Seagate: Solid State Hybrid Drives like Momentus XT promise performance near that of SSDs but with the capacity of an HDD, all at an affordable price. Were you skeptical about SSHD being able to deliver those benefits when Seagate first announced the Momentus XT?
Jansen: Seagate has been involved in SSHD technology for a long time, and has been able to make substantial improvements with each generation. The Momentus PSD released in October 2007 was disappointing, but the first generation Momentus XT released last year was a remarkable turnaround, offering much better performance than other proposed caching solutions.
The latest generation Momentus XT has definitely closed the gap with SSDs, building on the strengths of traditional low-cost storage while mitigating most of its weaknesses.
Seagate: What advances impress you the most in this technology?
Jansen: The advances in the NAND flash controller and firmware made by Seagate are very impressive. This is an area that has posed significant challenges for SSD manufacturers, and Seagate has put a lot of engineering resources to ensure that doesn’t happen. Anybody can slap some NAND onto a hard drive and call it a hybrid, but it is the controller and firmware that is the secret sauce.
Seagate: What applications get the most benefit with SSHDs?
Jansen: Boot times are the metric that most consumers use to judge performance. SSHDs provide a significant and quantitative improvement in that regard. The firmware and caching scheme used by the 750GB Momentus XT will significantly speed up a user’s most commonly used applications.
Seagate: What do you see for the future of SSHDs?

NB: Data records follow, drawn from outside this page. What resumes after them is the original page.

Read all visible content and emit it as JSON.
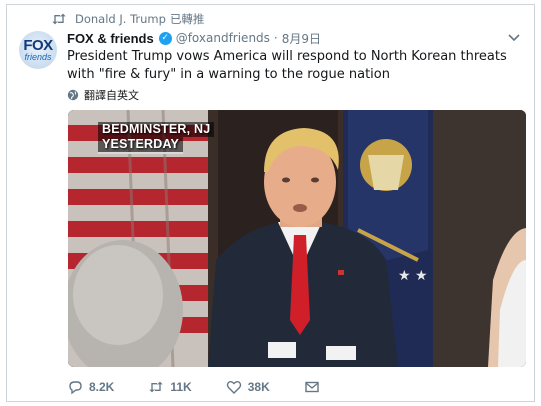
{
  "context": {
    "icon": "retweet-icon",
    "user": "Donald J. Trump",
    "action": "已轉推"
  },
  "tweet": {
    "display_name": "FOX & friends",
    "handle": "@foxandfriends",
    "separator": "·",
    "timestamp": "8月9日",
    "verified": true,
    "text": "President Trump vows America will respond to North Korean threats with \"fire & fury\" in a warning to the rogue nation",
    "translate_label": "翻譯自英文"
  },
  "avatar": {
    "line1": "FOX",
    "line2": "friends"
  },
  "media": {
    "chyron_line1": "BEDMINSTER, NJ",
    "chyron_line2": "YESTERDAY"
  },
  "actions": {
    "reply": {
      "icon": "reply-icon",
      "count": "8.2K"
    },
    "retweet": {
      "icon": "retweet-icon",
      "count": "11K"
    },
    "like": {
      "icon": "heart-icon",
      "count": "38K"
    },
    "message": {
      "icon": "envelope-icon"
    }
  },
  "colors": {
    "accent": "#1da1f2",
    "text": "#14171a",
    "secondary": "#657786",
    "border": "#cfd4d8"
  }
}
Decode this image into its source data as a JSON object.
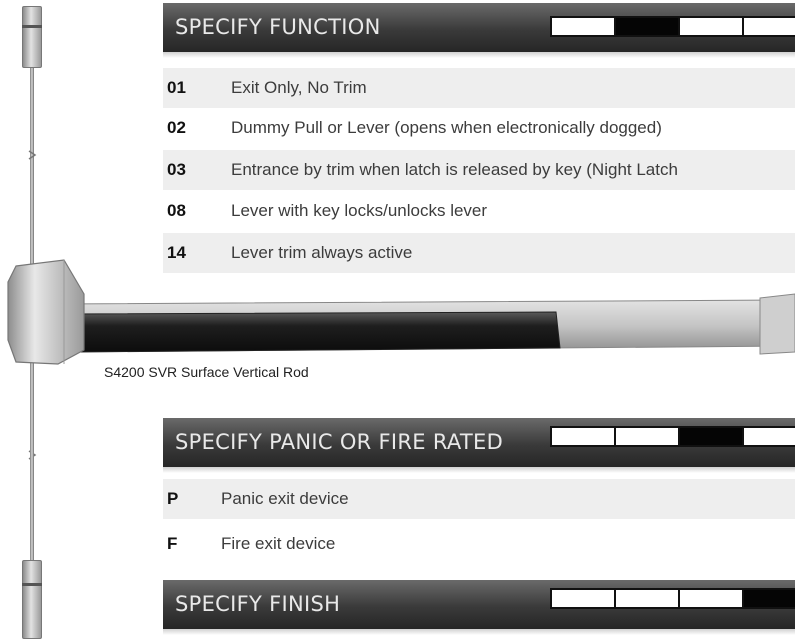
{
  "sections": {
    "function": {
      "title": "SPECIFY FUNCTION",
      "code_boxes": [
        false,
        true,
        false,
        false
      ],
      "options": [
        {
          "code": "01",
          "desc": "Exit Only, No Trim"
        },
        {
          "code": "02",
          "desc": "Dummy Pull or Lever (opens when electronically dogged)"
        },
        {
          "code": "03",
          "desc": "Entrance by trim when latch is released by key (Night Latch"
        },
        {
          "code": "08",
          "desc": "Lever with key locks/unlocks lever"
        },
        {
          "code": "14",
          "desc": "Lever trim always active"
        }
      ]
    },
    "panic_fire": {
      "title": "SPECIFY PANIC OR FIRE RATED",
      "code_boxes": [
        false,
        false,
        true,
        false
      ],
      "options": [
        {
          "code": "P",
          "desc": "Panic exit device"
        },
        {
          "code": "F",
          "desc": "Fire exit device"
        }
      ]
    },
    "finish": {
      "title": "SPECIFY FINISH",
      "code_boxes": [
        false,
        false,
        false,
        true
      ]
    }
  },
  "device": {
    "caption": "S4200 SVR Surface Vertical Rod"
  }
}
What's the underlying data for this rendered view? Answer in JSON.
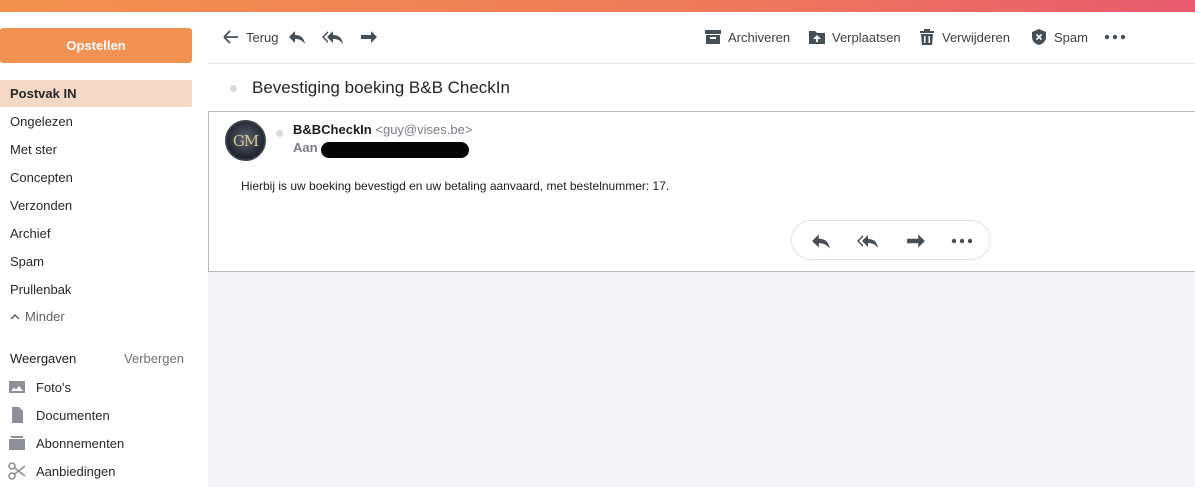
{
  "sidebar": {
    "compose_label": "Opstellen",
    "folders": [
      {
        "label": "Postvak IN"
      },
      {
        "label": "Ongelezen"
      },
      {
        "label": "Met ster"
      },
      {
        "label": "Concepten"
      },
      {
        "label": "Verzonden"
      },
      {
        "label": "Archief"
      },
      {
        "label": "Spam"
      },
      {
        "label": "Prullenbak"
      }
    ],
    "less_label": "Minder",
    "views_title": "Weergaven",
    "views_hide": "Verbergen",
    "views": [
      {
        "label": "Foto's",
        "icon": "image-icon"
      },
      {
        "label": "Documenten",
        "icon": "document-icon"
      },
      {
        "label": "Abonnementen",
        "icon": "subscriptions-icon"
      },
      {
        "label": "Aanbiedingen",
        "icon": "scissors-icon"
      }
    ]
  },
  "toolbar": {
    "back_label": "Terug",
    "archive_label": "Archiveren",
    "move_label": "Verplaatsen",
    "delete_label": "Verwijderen",
    "spam_label": "Spam"
  },
  "message": {
    "subject": "Bevestiging boeking B&B CheckIn",
    "sender_name": "B&BCheckIn",
    "sender_email": "<guy@vises.be>",
    "to_label": "Aan",
    "avatar_text": "GM",
    "body": "Hierbij is uw boeking bevestigd en uw betaling aanvaard, met bestelnummer: 17."
  },
  "colors": {
    "accent": "#f39153",
    "active_folder_bg": "#f6d8c6"
  }
}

Jansen: There are still significant improvements that can be made, but eventually SSHDs will enter the mainstream through OEM adoption, in the same way that 7200RPM HDDs are the standard. HDDs are the bottleneck in most systems; most components have access speeds of a few nanoseconds, while HDDs are still measured by milliseconds. SSHDs have the potential to transform the entire PC industry by significantly improving the user experience at an affordable cost.